Interest rates, electricity prices and inflationary pressures are expected to take a northward direction amidst the high levels of unemployment.
On the other hand, foreign investors are likely to stand on the fence and watch how politics take shape to determine their next investment decisions. This will, in the due course, impact on the performance of the stock market.
The good news with this, however, is this year presents an opportunity for anyone to invest in government securities as the yields are expected to rise.
Though individuals, companies as well as businesses have a good share of responsibility in navigating this anticipated economic reality, the government, equally, will have a key responsibility to stem the skyrocketing public debt as well as stimulate economic activities that will trickle down benefits to the local citizens.
This comes as latest data from Bank of Uganda shows that the country’s public debt stood at Shs47.3trillion as at the end of August last year.
So far, a section of government technocrats have raised an alarm saying that the debt could soon start biting the local population and so is the economy and businesses.
This is confirmed by the Secretary to the Treasury, Keith Muhakanizi’s remarks to the diplomats and economists at the International Monetary Fund meeting held in Kampala in October last year.
Muhakanizi said that the government now needs to reserve cash to pay for the generated but unconsumed electricity for the next five years.
He revealed that the government has realised that citizens cannot consume all the electricity generated yet all of it has to be paid for.

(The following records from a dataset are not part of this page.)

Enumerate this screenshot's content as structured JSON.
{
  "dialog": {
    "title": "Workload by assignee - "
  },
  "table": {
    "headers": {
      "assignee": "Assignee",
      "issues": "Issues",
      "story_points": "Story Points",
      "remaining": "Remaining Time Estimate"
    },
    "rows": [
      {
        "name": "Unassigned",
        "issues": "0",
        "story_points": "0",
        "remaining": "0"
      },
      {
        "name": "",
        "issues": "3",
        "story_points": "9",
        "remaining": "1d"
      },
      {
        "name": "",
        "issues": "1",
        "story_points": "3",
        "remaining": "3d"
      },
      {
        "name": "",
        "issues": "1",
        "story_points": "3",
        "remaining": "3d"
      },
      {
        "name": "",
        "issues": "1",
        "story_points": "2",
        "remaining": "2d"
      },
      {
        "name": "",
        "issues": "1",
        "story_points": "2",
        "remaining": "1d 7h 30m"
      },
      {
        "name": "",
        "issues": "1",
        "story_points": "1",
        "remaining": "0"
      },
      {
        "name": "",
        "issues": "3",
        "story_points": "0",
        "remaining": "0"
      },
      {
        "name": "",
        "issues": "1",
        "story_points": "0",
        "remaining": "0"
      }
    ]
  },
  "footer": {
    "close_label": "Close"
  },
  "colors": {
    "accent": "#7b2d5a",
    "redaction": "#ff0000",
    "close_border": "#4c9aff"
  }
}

The government borrowed $1.9billion from China’s Import Export Bank towards the construction of the 183MW Isimba and the 600MW Karuma Hydropower Dams.

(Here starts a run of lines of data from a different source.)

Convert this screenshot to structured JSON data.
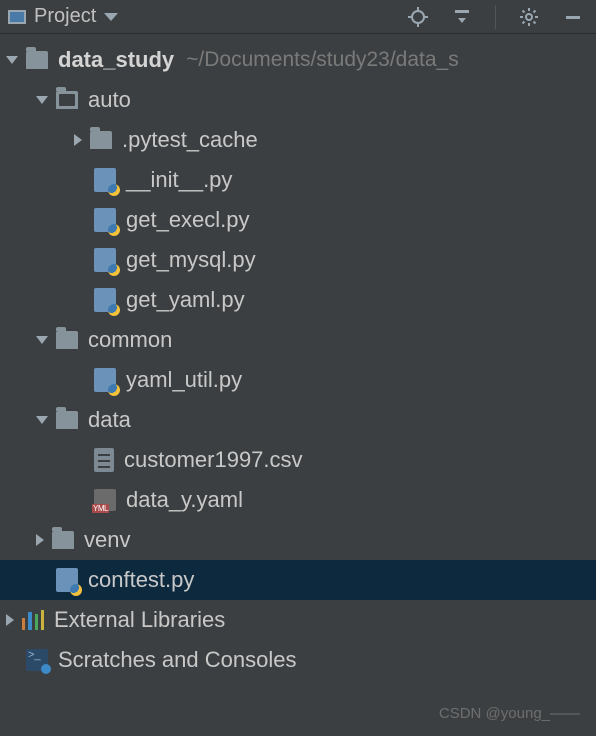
{
  "toolbar": {
    "title": "Project"
  },
  "tree": {
    "root": {
      "name": "data_study",
      "path": "~/Documents/study23/data_s"
    },
    "auto": {
      "name": "auto"
    },
    "pytest_cache": {
      "name": ".pytest_cache"
    },
    "init_py": {
      "name": "__init__.py"
    },
    "get_execl": {
      "name": "get_execl.py"
    },
    "get_mysql": {
      "name": "get_mysql.py"
    },
    "get_yaml": {
      "name": "get_yaml.py"
    },
    "common": {
      "name": "common"
    },
    "yaml_util": {
      "name": "yaml_util.py"
    },
    "data": {
      "name": "data"
    },
    "customer_csv": {
      "name": "customer1997.csv"
    },
    "data_yaml": {
      "name": "data_y.yaml"
    },
    "venv": {
      "name": "venv"
    },
    "conftest": {
      "name": "conftest.py"
    },
    "external": {
      "name": "External Libraries"
    },
    "scratches": {
      "name": "Scratches and Consoles"
    }
  },
  "watermark": "CSDN @young_——"
}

The government commissioned Isimba in April 2019 bringing the coutry’s total electricity installed capacity to 1200MW yet consumption stands at merely 600MW during peak hours.
The government hopes to commission Karuma Dam this year, a development that will increase installed electricity capacity to around 1,800MW.

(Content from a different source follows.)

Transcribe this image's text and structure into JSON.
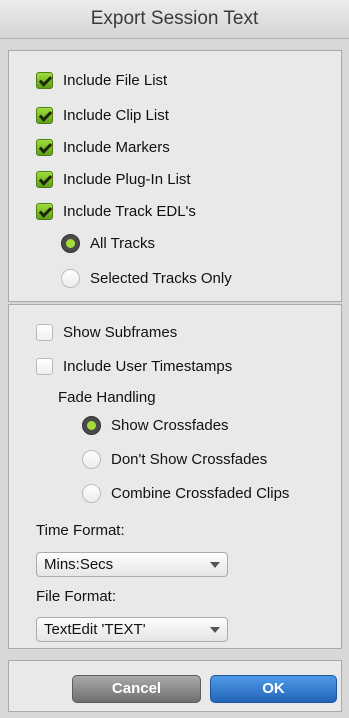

In terms of Uganda Revenue Authority’s role, the government is proposing an increase in revenue collection target from Shs20.04trillion in the Financial Year 2019/2020 to Shs21.54 trillion in the Financial Year 2020/2021.
This would later finance the proposed Shs39.64 trillion election year budget and meet some debt obligations. Surprisingly, this is slightly lower than the current Shs 40.48 trillion budget.
According to the projections as stated in the budget framework paper, Shs 20.040 trillion is expected to come from tax revenue while Shs 1.505 trillion will come from Non-Tax Revenue (NTR).
Finance Minister, Matia Kasaija said domestic revenue will grow at an average of 0.6 percentage point of Gross Domestic Product over the medium term and will be supported by implementation of the Domestic Revenue Mobilization Strategy (DRMS) and oil revenue receipts.
He says the revenue performance will be driven by development and implementation of a comprehensive compliance plan targeting tax evasion and aggressive tax avoidance.